All these symptoms can go unnoticed for a while since they are nonspecific, that is, they can be common to other pathologies and are often a reflection of a “slowing down” of the functioning of the organism.

How is hypothyroidism treated?

Although it is a chronic disease, hypothyroidism is controllable with lifelong medication.

The pharmacological treatment is based on the substitution of the T4 hormone that the thyroid is no longer able to produce, by synthetic thyroxine (T4) through the taking of a daily dose. This treatment is the most important pillar so that the different organs and apparatuses continue performing their functions, stimulated by the thyroid hormone that, in this case, instead of occurring in our interior, is administered in the form of medication. In this way, hormone levels are regulated and the metabolism returns to normal. Likewise, cholesterol is reduced and, if there has been an increase in weight, it is usually reversed.

It is a permanent treatment – which must be periodically checked by a doctor – but which allows the person with hypothyroidism to lead a completely normal life in most cases.
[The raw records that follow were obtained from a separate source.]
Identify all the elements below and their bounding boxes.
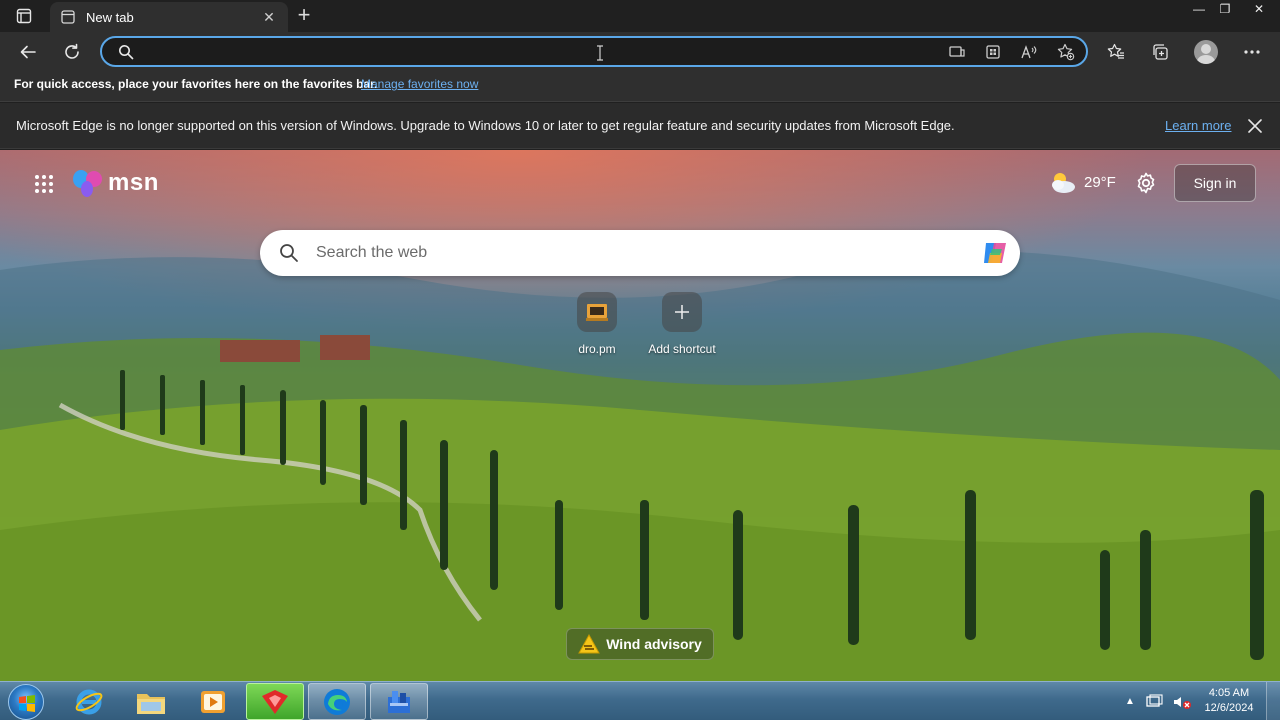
file-explorer-taskbar-button[interactable] [122, 683, 180, 720]
restore-button[interactable]: ❐ [1212, 0, 1238, 18]
address-input[interactable] [142, 42, 942, 62]
taskbar-clock[interactable]: 4:05 AM 12/6/2024 [1196, 686, 1262, 716]
minimize-button[interactable]: — [1186, 0, 1212, 18]
new-tab-favicon-icon [60, 9, 76, 25]
red-app-taskbar-button[interactable] [246, 683, 304, 720]
windows-logo-icon [19, 695, 35, 712]
shortcut-dro-pm[interactable]: dro.pm [552, 292, 642, 356]
refresh-icon [65, 43, 79, 59]
collections-button[interactable] [1146, 38, 1174, 66]
favorites-bar-message: For quick access, place your favorites h… [14, 77, 378, 91]
msn-apps-grid-icon[interactable] [34, 174, 54, 194]
start-button[interactable] [8, 684, 44, 720]
text-cursor-icon [597, 45, 603, 61]
page-settings-gear-icon[interactable] [1134, 171, 1158, 195]
unsupported-os-infobar: Microsoft Edge is no longer supported on… [0, 103, 1280, 149]
new-tab-button[interactable]: + [293, 4, 315, 27]
favorites-icon [1107, 43, 1124, 59]
favorites-bar: For quick access, place your favorites h… [0, 72, 1280, 102]
clock-date: 12/6/2024 [1204, 702, 1254, 714]
show-hidden-icons-button[interactable]: ▲ [1120, 696, 1140, 707]
copilot-icon[interactable] [980, 239, 1010, 267]
search-icon [118, 44, 134, 65]
weather-temperature: 29°F [1084, 173, 1116, 191]
media-player-icon [201, 690, 225, 713]
tab-actions-icon[interactable] [10, 6, 38, 26]
action-center-flag-icon[interactable] [1143, 693, 1165, 711]
collections-icon [1153, 44, 1168, 60]
address-bar[interactable] [100, 36, 1088, 67]
file-explorer-icon [137, 693, 165, 714]
wind-advisory-alert[interactable]: Wind advisory [566, 628, 714, 660]
shortcut-label: dro.pm [578, 342, 616, 356]
web-search-box[interactable]: Search the web [260, 230, 1020, 276]
blue-app-taskbar-button[interactable] [370, 683, 428, 720]
read-aloud-icon[interactable] [1020, 43, 1038, 61]
apps-icon[interactable] [984, 43, 1002, 61]
blue-app-icon [388, 690, 410, 713]
more-menu-icon [1244, 50, 1260, 54]
windows-taskbar: ▲ 4:05 AM 12/6/2024 [0, 681, 1280, 720]
edge-taskbar-button[interactable] [308, 683, 366, 720]
add-favorite-star-icon[interactable] [1057, 43, 1075, 61]
sign-in-button[interactable]: Sign in [1174, 164, 1256, 202]
new-tab-page: msn 29°F Sign in Search the web dro.pm A… [0, 150, 1280, 681]
learn-more-link[interactable]: Learn more [1165, 118, 1231, 133]
back-arrow-icon [20, 45, 36, 59]
profile-avatar[interactable] [1194, 40, 1218, 64]
warning-icon [578, 634, 601, 654]
title-bar: New tab ✕ + — ❐ ✕ [0, 0, 1280, 32]
tab-close-icon[interactable]: ✕ [260, 9, 278, 26]
system-tray: ▲ [1120, 682, 1196, 720]
msn-logo[interactable]: msn [72, 168, 159, 198]
internet-explorer-taskbar-button[interactable] [60, 683, 118, 720]
manage-favorites-link[interactable]: Manage favorites now [361, 77, 478, 91]
dro-pm-favicon-icon [577, 292, 617, 332]
search-icon [280, 244, 298, 262]
msn-logo-text: msn [108, 169, 159, 196]
weather-widget[interactable]: 29°F [1048, 170, 1116, 194]
search-placeholder: Search the web [316, 244, 428, 261]
volume-muted-icon[interactable] [1171, 693, 1193, 711]
tab-new-tab[interactable]: New tab ✕ [50, 2, 288, 32]
clock-time: 4:05 AM [1208, 687, 1250, 699]
internet-explorer-icon [75, 689, 103, 714]
close-window-button[interactable]: ✕ [1238, 0, 1280, 18]
window-controls: — ❐ ✕ [1186, 0, 1280, 18]
partly-cloudy-icon [1052, 173, 1075, 193]
show-desktop-button[interactable] [1266, 682, 1280, 720]
more-menu-button[interactable] [1238, 38, 1266, 66]
browser-toolbar [0, 32, 1280, 72]
back-button[interactable] [14, 38, 42, 66]
msn-butterfly-icon [73, 170, 102, 197]
add-shortcut-plus-icon [662, 292, 702, 332]
favorites-button[interactable] [1102, 38, 1130, 66]
refresh-button[interactable] [58, 38, 86, 66]
red-app-icon [262, 689, 288, 714]
immersive-reader-icon[interactable] [948, 43, 966, 61]
infobar-message: Microsoft Edge is no longer supported on… [16, 118, 955, 133]
add-shortcut-button[interactable]: Add shortcut [637, 292, 727, 356]
infobar-close-icon[interactable] [1246, 117, 1264, 135]
advisory-text: Wind advisory [606, 636, 702, 652]
media-player-taskbar-button[interactable] [184, 683, 242, 720]
edge-icon [324, 688, 350, 715]
tab-title: New tab [86, 9, 134, 25]
shortcut-label: Add shortcut [648, 342, 716, 356]
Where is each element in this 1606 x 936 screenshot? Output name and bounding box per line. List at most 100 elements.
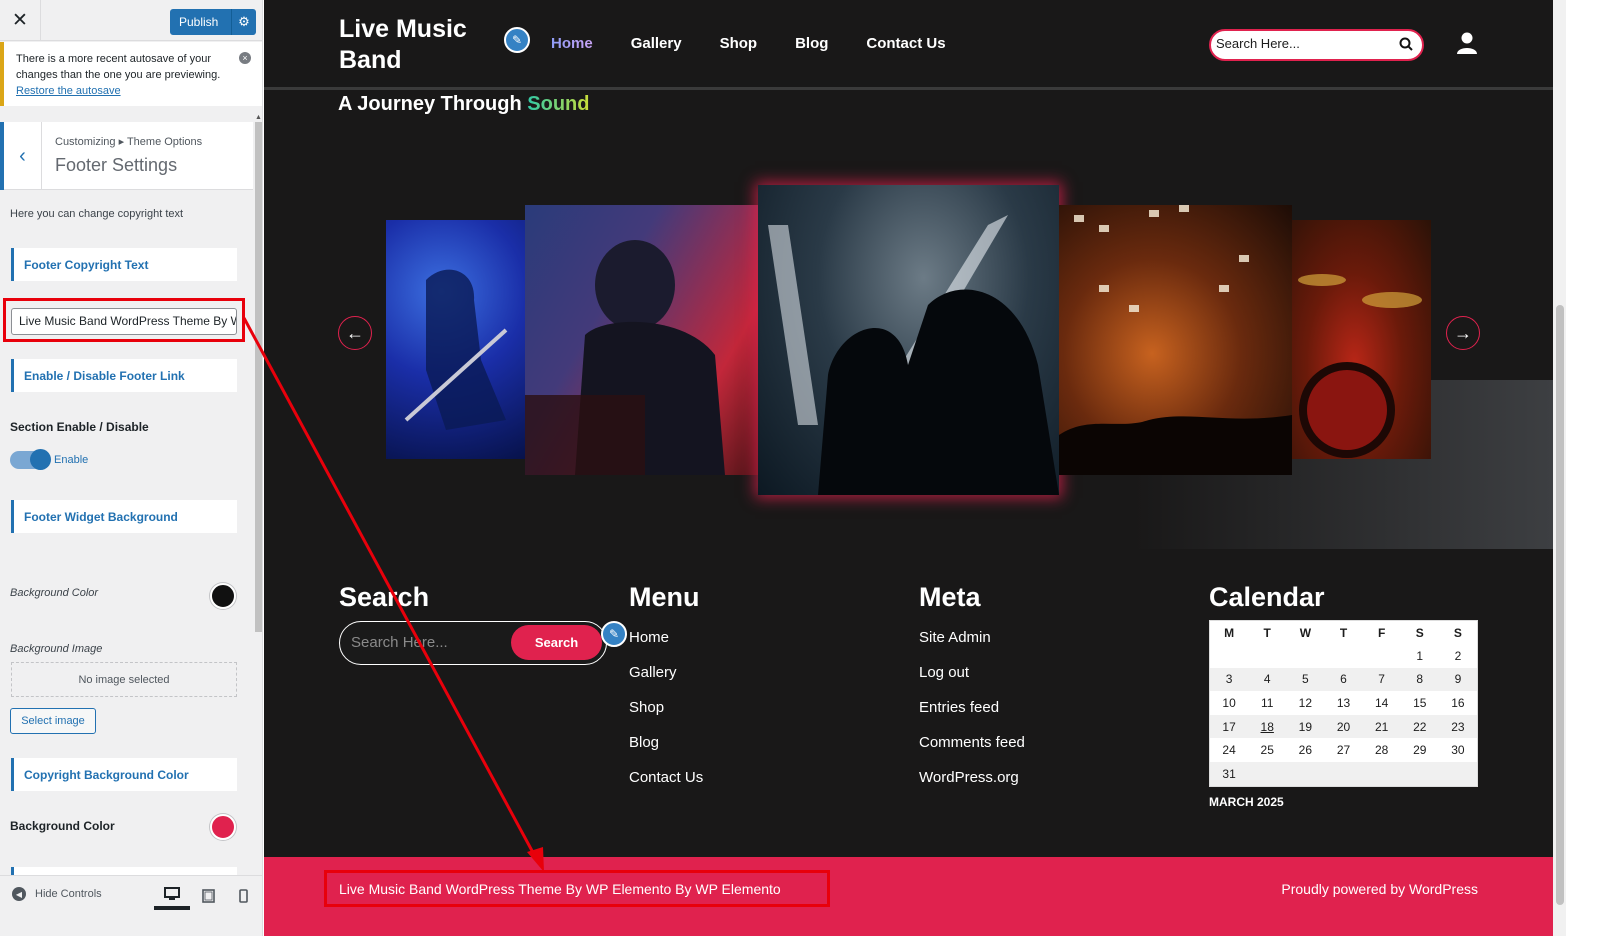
calendar-week-row: 3456789 (1210, 667, 1477, 692)
publish-button[interactable]: Publish ⚙ (170, 9, 256, 35)
user-icon[interactable] (1456, 31, 1478, 55)
customizer-header: ✕ Publish ⚙ (0, 0, 262, 41)
select-image-button[interactable]: Select image (10, 708, 96, 734)
calendar-day: 5 (1286, 667, 1325, 692)
calendar-day: 31 (1210, 761, 1249, 786)
nav-item-shop[interactable]: Shop (720, 35, 758, 52)
desktop-preview-icon[interactable] (154, 882, 190, 910)
hide-controls-button[interactable]: ◀ Hide Controls (12, 887, 102, 901)
copyright-bg-color-swatch[interactable] (210, 814, 236, 840)
footer-menu-item[interactable]: Gallery (629, 664, 677, 681)
gallery-image-stage-lights[interactable] (758, 185, 1059, 495)
footer-meta-item[interactable]: Comments feed (919, 734, 1025, 751)
gallery-next-arrow-icon[interactable]: → (1446, 316, 1480, 350)
nav-item-blog[interactable]: Blog (795, 35, 828, 52)
section-description: Here you can change copyright text (10, 208, 184, 220)
back-icon[interactable]: ‹ (0, 122, 42, 190)
footer-menu-item[interactable]: Blog (629, 734, 659, 751)
calendar-weekday: F (1377, 625, 1386, 640)
header-search-placeholder: Search Here... (1216, 36, 1300, 51)
gallery-image-singer[interactable] (525, 205, 758, 475)
mobile-preview-icon[interactable] (225, 882, 261, 910)
calendar-weekday: T (1339, 625, 1348, 640)
window-edge (1566, 0, 1606, 936)
calendar-day: 28 (1374, 743, 1389, 758)
calendar-days: 1 2 3 4 5 6 7 8 9 10 11 12 13 14 15 16 17 18 19 20 21 22 23 24 2… (1210, 644, 1477, 786)
gear-icon[interactable]: ⚙ (231, 9, 256, 35)
gallery-image-crowd[interactable] (1059, 205, 1292, 475)
footer-meta-item[interactable]: WordPress.org (919, 769, 1019, 786)
nav-item-contact[interactable]: Contact Us (866, 35, 945, 52)
calendar-day: 15 (1413, 695, 1427, 710)
edit-pencil-icon[interactable]: ✎ (504, 27, 530, 53)
footer-meta-item[interactable]: Entries feed (919, 699, 999, 716)
close-icon[interactable]: ✕ (0, 0, 41, 41)
footer-meta-title: Meta (919, 582, 981, 612)
sidebar-scroll-thumb[interactable] (255, 122, 262, 632)
calendar-week-row: 17 18 19 20 21 22 23 (1210, 714, 1477, 739)
footer-menu-item[interactable]: Contact Us (629, 769, 703, 786)
header-search-input[interactable]: Search Here... (1209, 29, 1424, 61)
publish-label[interactable]: Publish (170, 15, 231, 29)
gallery-image-drums[interactable] (1292, 220, 1431, 459)
calendar-day: 30 (1451, 743, 1465, 758)
calendar-day: 29 (1413, 743, 1427, 758)
tablet-preview-icon[interactable] (190, 882, 226, 910)
calendar-day: 14 (1374, 695, 1389, 710)
sidebar-scrollbar[interactable]: ▲ ▼ (253, 112, 262, 886)
breadcrumb: Customizing ▸ Theme Options (55, 136, 203, 148)
footer-calendar-title: Calendar (1209, 582, 1325, 612)
section-enable-toggle[interactable] (10, 449, 51, 470)
calendar-day: 10 (1222, 695, 1236, 710)
calendar-day (1438, 761, 1477, 786)
calendar-day: 25 (1260, 743, 1274, 758)
calendar-weekday: S (1415, 625, 1424, 640)
dismiss-icon[interactable]: × (239, 52, 251, 64)
main-nav: Home Gallery Shop Blog Contact Us (551, 35, 984, 52)
edit-pencil-icon[interactable]: ✎ (601, 621, 627, 647)
calendar-weekday: W (1299, 625, 1312, 640)
calendar-day: 27 (1336, 743, 1351, 758)
calendar-day: 13 (1336, 695, 1351, 710)
calendar-day: 2 (1454, 648, 1462, 663)
nav-item-gallery[interactable]: Gallery (631, 35, 682, 52)
widget-bg-color-swatch[interactable] (210, 583, 236, 609)
calendar-day[interactable]: 18 (1248, 714, 1287, 739)
footer-meta-item[interactable]: Log out (919, 664, 969, 681)
calendar-caption: MARCH 2025 (1209, 795, 1284, 809)
calendar-week-row: 10 11 12 13 14 15 16 (1210, 691, 1477, 715)
widget-bg-color-label: Background Color (10, 587, 99, 599)
gallery-prev-arrow-icon[interactable]: ← (338, 316, 372, 350)
calendar-day: 6 (1324, 667, 1363, 692)
calendar-day (1324, 644, 1362, 668)
footer-search-button[interactable]: Search (511, 625, 602, 660)
gallery-heading-accent: Sound (527, 93, 590, 115)
footer-menu-item[interactable]: Home (629, 629, 669, 646)
search-icon[interactable] (1399, 37, 1413, 55)
hide-controls-label: Hide Controls (35, 888, 102, 900)
calendar-day (1248, 761, 1287, 786)
collapse-icon: ◀ (12, 887, 26, 901)
page-scroll-thumb[interactable] (1556, 305, 1564, 905)
calendar-day: 21 (1362, 714, 1401, 739)
page-scrollbar[interactable] (1553, 0, 1566, 936)
calendar-day: 8 (1400, 667, 1439, 692)
calendar-day: 26 (1298, 743, 1313, 758)
scroll-up-icon[interactable]: ▲ (255, 114, 262, 121)
calendar-day (1248, 644, 1286, 668)
restore-autosave-link[interactable]: Restore the autosave (16, 85, 121, 97)
nav-item-home[interactable]: Home (551, 35, 593, 52)
site-title[interactable]: Live Music Band (339, 14, 489, 76)
gallery-image-guitarist[interactable] (386, 220, 525, 459)
footer-menu-item[interactable]: Shop (629, 699, 664, 716)
calendar-week-row: 31 (1210, 761, 1477, 786)
calendar-week-row: 12 (1210, 644, 1477, 668)
calendar-day (1362, 761, 1401, 786)
customizer-footer: ◀ Hide Controls (0, 875, 262, 936)
footer-meta-item[interactable]: Site Admin (919, 629, 991, 646)
customizer-sidebar: ✕ Publish ⚙ There is a more recent autos… (0, 0, 263, 936)
calendar-day (1286, 644, 1324, 668)
powered-by-link[interactable]: Proudly powered by WordPress (1281, 881, 1478, 897)
toggle-state-label: Enable (54, 454, 89, 466)
calendar-day: 4 (1248, 667, 1287, 692)
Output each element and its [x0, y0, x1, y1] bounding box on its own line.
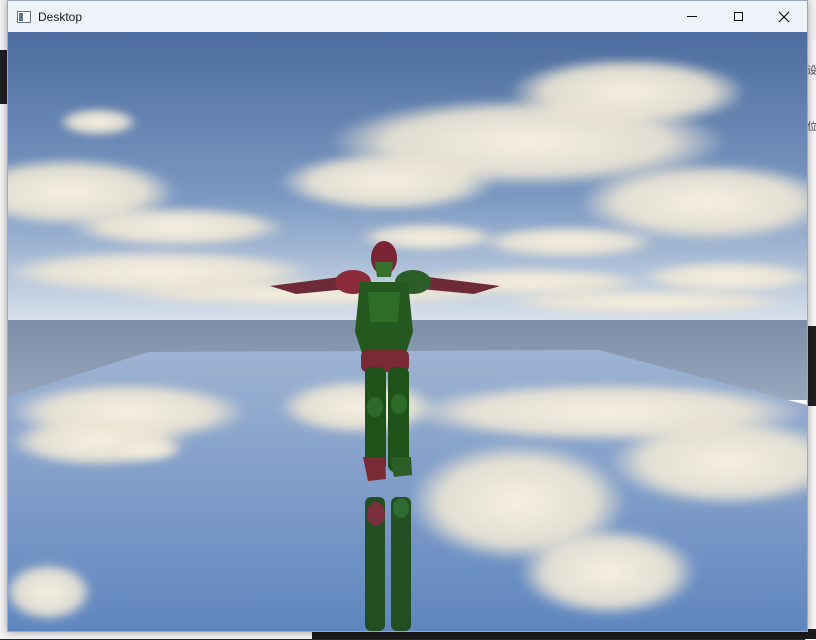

To keep thyroid hormone levels stable, it is important to never skip the daily intake of the medication. The doctor should also be informed in case of ingesting drugs or supplements that may interfere with the body’s ability to assimilate thyroxine, such as soy or fiber ingested in large quantities, iron or calcium supplements or aluminum hydroxide that, for example, it is found in some antacids.